Au début de l'année 2021, la société de gestion Artisan Partners a envoyé une lettre ouverte à un nouveau membre du conseil d'administration de Danone, indiquant qu'elle avait acquis une participation de plus de 3 % dans le géant français de l'alimentation. "Sur presque tous les plans, les performances de Danone sont à la traîne", a déclaré Artisan, qui a appelé à un changement.

Environ un mois plus tard, Emmanuel Faber, alors PDG et président de Danone, a été évincé et son conseil d'administration a été remanié, ce qui a constitué une victoire très médiatisée pour l'activisme actionnarial.

Aujourd'hui, Artisan, qui gère environ 146 milliards de dollars, est le premier actionnaire de Danone, avec une participation de 7 %, selon les données du LSEG. David Samra, de l'équipe International Value d'Artisan, qui recherche des opportunités d'investissement dans des entreprises sous-évaluées, a déclaré que d'autres changements pourraient survenir.

"Je ne serais pas surpris qu'il y ait davantage de rotation aux niveaux les plus élevés ", a déclaré M. Samra à Reuters, notant la performance " très médiocre " des actions de Danone. "Si quelqu'un n'est pas performant, nous ferons appel à de nouvelles personnes.

Danone, le fabricant du yaourt Activia et de l'eau en bouteille Evian, n'a pas répondu à une demande de commentaire.

L'action de la société a baissé d'environ 13 % au cours des deux dernières années. Unilever et d'autres grands concurrents ont également sous-performé l'indice EURO STOXX Consumer Products and Services EUR Price au cours de l'année écoulée.

Reuters s'est entretenu avec quatre actionnaires qui ont lancé des campagnes activistes et qui ont déclaré que certaines grandes sociétés de biens de consommation sont mûres pour des changements de direction après avoir échoué à impressionner. Les sources ont refusé de nommer des entreprises spécifiques, dans certains cas parce qu'elles travaillent avec elles.

Les données communiquées en exclusivité à Reuters par le cabinet de conseil Alvarez & Marsal montrent également qu'au cours des sept premiers mois de l'année, le secteur des biens de consommation a été le plus ciblé par les investisseurs activistes.

Quelque 236 campagnes ont été lancées dans le monde entre janvier et juillet, soit le nombre le plus élevé que le secteur ait connu depuis au moins une demi-décennie, selon Alvarez & Marsal.

Cela représente un cinquième de toutes les campagnes activistes, tous secteurs confondus, au cours de cette période. Alvarez & Marsal n'a pas identifié les cibles des campagnes ni précisé leur objet.

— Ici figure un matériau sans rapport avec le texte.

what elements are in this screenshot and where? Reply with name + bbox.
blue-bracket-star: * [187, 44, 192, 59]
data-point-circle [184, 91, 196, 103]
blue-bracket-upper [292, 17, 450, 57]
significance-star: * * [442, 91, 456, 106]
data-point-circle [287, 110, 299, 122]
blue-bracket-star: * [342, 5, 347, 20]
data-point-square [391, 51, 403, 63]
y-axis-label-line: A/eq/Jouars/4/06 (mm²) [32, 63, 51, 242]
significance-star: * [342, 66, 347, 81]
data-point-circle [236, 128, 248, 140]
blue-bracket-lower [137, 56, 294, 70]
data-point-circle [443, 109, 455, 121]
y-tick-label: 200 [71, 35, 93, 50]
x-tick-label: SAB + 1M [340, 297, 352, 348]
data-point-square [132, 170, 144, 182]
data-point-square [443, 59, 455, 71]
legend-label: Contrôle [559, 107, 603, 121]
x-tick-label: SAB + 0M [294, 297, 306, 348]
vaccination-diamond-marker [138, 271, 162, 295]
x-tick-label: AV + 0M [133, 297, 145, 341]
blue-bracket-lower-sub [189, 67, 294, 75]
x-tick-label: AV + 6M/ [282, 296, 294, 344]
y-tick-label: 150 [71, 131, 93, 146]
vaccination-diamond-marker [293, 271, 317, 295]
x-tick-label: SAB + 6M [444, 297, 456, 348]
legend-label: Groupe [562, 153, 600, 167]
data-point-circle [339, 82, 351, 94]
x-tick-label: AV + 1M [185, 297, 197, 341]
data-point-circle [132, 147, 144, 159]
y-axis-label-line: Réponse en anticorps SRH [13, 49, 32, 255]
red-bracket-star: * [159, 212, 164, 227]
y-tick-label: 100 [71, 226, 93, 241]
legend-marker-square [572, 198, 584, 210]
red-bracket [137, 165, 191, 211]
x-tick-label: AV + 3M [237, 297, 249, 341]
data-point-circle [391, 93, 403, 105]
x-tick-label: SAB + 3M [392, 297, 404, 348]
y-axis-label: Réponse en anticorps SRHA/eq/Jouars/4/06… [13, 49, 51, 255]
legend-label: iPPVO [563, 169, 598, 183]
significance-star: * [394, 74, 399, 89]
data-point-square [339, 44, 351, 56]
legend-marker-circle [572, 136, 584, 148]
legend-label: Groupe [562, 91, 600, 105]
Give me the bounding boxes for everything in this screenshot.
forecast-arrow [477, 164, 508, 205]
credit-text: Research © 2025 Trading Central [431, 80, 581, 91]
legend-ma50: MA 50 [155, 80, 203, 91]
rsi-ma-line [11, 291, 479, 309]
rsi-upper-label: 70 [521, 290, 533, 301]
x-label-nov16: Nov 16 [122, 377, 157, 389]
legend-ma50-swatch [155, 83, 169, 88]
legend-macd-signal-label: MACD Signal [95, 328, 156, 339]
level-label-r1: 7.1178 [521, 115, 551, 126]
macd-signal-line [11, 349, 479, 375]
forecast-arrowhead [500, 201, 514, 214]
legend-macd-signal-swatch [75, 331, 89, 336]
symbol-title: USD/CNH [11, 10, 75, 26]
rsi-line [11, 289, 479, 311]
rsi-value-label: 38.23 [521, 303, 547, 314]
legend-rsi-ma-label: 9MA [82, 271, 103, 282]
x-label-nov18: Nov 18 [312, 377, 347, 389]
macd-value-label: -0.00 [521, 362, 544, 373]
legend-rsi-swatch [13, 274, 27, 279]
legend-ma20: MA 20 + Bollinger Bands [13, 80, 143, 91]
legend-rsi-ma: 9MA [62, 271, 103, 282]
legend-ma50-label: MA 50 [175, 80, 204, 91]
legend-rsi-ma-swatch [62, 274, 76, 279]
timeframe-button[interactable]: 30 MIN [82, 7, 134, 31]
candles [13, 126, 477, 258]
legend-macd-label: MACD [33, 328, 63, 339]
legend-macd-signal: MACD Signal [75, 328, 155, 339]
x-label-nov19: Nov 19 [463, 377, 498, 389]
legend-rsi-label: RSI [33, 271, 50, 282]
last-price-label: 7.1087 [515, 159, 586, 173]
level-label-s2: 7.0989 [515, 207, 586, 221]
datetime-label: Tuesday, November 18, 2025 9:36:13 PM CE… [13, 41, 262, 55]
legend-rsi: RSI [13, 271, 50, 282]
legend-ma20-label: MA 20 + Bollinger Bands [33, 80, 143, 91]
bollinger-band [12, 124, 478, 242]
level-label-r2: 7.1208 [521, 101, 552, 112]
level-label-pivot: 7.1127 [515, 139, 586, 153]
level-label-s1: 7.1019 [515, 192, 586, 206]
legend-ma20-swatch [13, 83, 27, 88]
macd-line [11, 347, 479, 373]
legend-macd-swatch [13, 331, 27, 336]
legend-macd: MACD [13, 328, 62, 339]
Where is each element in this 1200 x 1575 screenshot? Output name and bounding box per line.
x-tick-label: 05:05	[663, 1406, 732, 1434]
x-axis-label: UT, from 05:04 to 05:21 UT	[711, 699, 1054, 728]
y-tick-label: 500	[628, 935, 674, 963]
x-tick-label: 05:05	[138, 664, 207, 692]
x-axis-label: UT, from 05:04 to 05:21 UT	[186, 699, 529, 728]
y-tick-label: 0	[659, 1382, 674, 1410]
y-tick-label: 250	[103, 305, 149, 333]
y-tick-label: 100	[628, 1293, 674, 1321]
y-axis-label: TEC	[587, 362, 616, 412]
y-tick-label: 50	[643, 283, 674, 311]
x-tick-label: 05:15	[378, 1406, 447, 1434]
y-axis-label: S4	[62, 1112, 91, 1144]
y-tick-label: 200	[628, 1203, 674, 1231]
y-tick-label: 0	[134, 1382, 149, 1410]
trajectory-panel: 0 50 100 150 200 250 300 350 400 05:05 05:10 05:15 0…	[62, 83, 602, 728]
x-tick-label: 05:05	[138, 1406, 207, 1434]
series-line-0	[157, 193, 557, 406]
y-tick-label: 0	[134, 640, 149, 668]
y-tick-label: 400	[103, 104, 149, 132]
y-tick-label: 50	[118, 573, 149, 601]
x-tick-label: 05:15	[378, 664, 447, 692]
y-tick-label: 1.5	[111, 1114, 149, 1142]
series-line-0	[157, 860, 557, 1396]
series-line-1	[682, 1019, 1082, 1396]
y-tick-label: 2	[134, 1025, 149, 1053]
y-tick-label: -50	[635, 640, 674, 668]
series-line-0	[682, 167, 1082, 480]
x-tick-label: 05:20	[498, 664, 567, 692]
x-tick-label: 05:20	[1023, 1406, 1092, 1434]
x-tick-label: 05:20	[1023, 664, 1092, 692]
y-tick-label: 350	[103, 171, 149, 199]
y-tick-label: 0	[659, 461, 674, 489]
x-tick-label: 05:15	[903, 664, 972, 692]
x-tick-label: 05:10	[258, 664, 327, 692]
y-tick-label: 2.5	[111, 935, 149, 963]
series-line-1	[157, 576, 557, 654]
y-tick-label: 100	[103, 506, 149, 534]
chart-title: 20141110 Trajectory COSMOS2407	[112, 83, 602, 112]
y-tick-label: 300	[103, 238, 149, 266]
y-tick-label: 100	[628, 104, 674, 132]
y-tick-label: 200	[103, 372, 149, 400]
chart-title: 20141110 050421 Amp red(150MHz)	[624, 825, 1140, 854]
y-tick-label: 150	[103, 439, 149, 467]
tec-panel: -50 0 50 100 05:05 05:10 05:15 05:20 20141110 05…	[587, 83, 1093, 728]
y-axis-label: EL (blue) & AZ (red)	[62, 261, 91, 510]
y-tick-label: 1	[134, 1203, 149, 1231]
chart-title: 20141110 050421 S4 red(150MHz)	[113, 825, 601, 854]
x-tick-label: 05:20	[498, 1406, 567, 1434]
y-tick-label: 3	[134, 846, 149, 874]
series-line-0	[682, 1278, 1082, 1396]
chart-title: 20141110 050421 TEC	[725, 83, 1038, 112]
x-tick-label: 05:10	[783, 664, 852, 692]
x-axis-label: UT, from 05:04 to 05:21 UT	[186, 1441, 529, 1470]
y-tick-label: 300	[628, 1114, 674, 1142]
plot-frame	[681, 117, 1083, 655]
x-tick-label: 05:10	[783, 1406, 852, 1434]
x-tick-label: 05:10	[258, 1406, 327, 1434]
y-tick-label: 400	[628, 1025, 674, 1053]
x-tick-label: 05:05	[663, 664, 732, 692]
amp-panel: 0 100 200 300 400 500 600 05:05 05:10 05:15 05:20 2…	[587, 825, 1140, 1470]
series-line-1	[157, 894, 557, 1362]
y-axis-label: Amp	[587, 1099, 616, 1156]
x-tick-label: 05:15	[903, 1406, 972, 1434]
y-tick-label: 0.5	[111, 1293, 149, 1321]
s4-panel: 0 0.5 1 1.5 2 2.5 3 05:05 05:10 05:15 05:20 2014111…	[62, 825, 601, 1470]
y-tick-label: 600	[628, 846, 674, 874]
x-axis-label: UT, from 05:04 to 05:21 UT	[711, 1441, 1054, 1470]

De nombreuses grandes entreprises de biens de consommation ont généralement un faible niveau d'endettement et sont génératrices de liquidités, a déclaré André Medeiros, directeur général et leader EMEA Consumer and Retail d'Alvarez & Marsal. Leur taille offre souvent aux actionnaires activistes de multiples leviers à actionner - notamment la réduction des coûts, la cession de marques, l'amélioration opérationnelle et l'adoption de nouvelles technologies - dans leur recherche de croissance et de marges plus élevées, a-t-il ajouté.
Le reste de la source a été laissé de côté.